Recommendation Five: Reducing Denominational Overlap
The Task Force recommends establishing a joint task force of Directors of Missions, state convention staff, leaders from ethnic fellowships, and other key leaders to re-vision the future roles of associations and the CSBC with the goal of reducing overlapping ministry responsibilities in California.
Rationale Summary: The current denominational paradigm of multiple associations and a state convention serving churches separately is based on geographic limitations, cultural realities, demographic patterns, transportation methods, and communication systems that are no longer relevant to modern organizations. Younger leaders and ethnic leaders are often confused and frustrated by traditional Baptist denominational structure. Polity concerns are usually given as reasons for inaction on denominational reform. Denominational structures, however useful, are extra-biblical organizations created to serve the churches and must be continually revised to retain their usefulness. The time has come for a bold new vision of denominational structure that eliminates overlapping programs, redundant systems, confusing funding policies, and other bureaucratic perplexities.

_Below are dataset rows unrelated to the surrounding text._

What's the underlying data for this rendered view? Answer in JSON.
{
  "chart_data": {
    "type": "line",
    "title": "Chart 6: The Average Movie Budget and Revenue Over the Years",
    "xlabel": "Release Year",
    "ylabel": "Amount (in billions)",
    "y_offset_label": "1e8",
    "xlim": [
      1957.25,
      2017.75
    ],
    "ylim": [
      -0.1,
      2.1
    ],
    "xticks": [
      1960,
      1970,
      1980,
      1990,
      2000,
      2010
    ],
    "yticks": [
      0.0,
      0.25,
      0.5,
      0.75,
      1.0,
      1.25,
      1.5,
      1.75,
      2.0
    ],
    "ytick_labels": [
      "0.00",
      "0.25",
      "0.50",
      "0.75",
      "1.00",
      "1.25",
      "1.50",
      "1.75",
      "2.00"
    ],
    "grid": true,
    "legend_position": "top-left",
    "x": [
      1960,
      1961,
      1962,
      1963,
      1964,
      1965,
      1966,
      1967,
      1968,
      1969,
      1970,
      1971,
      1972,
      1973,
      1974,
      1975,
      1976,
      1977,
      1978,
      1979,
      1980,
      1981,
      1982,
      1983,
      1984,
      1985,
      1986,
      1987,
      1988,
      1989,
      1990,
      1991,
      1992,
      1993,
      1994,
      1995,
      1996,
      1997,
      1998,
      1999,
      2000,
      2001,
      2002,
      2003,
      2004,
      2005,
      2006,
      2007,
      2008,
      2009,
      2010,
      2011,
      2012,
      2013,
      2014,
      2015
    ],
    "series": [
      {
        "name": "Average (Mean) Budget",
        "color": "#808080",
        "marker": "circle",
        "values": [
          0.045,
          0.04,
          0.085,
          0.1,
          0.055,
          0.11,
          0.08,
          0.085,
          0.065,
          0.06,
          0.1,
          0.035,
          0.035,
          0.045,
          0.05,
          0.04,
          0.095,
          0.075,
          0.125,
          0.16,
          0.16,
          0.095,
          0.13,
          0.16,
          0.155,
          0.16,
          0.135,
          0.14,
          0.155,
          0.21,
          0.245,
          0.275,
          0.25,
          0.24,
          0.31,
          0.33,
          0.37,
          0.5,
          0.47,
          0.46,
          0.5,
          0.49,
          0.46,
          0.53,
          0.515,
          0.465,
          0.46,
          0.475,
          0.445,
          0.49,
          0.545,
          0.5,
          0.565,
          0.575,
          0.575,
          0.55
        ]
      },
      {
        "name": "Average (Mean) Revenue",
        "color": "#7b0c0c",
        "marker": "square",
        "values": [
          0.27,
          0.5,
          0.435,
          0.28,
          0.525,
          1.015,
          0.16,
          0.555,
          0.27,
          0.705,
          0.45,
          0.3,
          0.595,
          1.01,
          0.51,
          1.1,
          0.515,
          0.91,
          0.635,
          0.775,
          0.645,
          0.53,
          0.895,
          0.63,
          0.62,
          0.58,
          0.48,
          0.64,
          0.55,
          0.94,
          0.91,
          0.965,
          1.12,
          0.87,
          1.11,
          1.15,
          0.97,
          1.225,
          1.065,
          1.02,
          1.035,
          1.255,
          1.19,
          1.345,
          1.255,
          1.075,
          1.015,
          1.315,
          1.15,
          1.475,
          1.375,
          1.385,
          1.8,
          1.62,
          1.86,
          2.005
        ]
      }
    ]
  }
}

Recommendation Six: Communicating More Effectively
The Task Force recommends a significant re-vision of the communication infrastructure for the CSBC, its associations, and its churches. The new network should prioritize electronic communications methods including data management, video-conferencing, integrated web platforms, social media, and diminished reliance on print media.
Rationale Summary: Relevance in the Digital Age mandates a major investment in communication systems to network Baptist churches and entities in California. Print media is no longer the primary means of communicating in the global community. California Baptists need one electronic portal integrating and simplifying the information, resources, and communication necessary for streamlined denominational function. Extensive investment in videoconferencing, distance education, and on-demand training are also essential as the primary means of church-servicing and leadership development in the future.
Recommendation Seven: Planning for the Future
The Task Force recommends clarifying the executive director search process to insure an orderly transition plan to maintain the positive momentum of our work. This process should insure a representative group of California Southern Baptists, including Executive Board members and other leaders from various constituencies, are involved in a professional process of executive leadership selection.
Rationale Summary: The time to plan for future transition is now, during a period of effective leadership, not in the midst of leadership change when it happens. Healthy organizations facilitate smooth transitions, not abrupt changes. The future effectiveness of the CSBC and its entities will largely be determined by the next executive leader. The CSBC is a multi-dimensional, multi-million dollar ministry organization demanding continued outstanding leadership. The future search process - when the appropriate time comes for it to be initiated - must be suited to the organization of the future and the kind of executive leader needed for the position.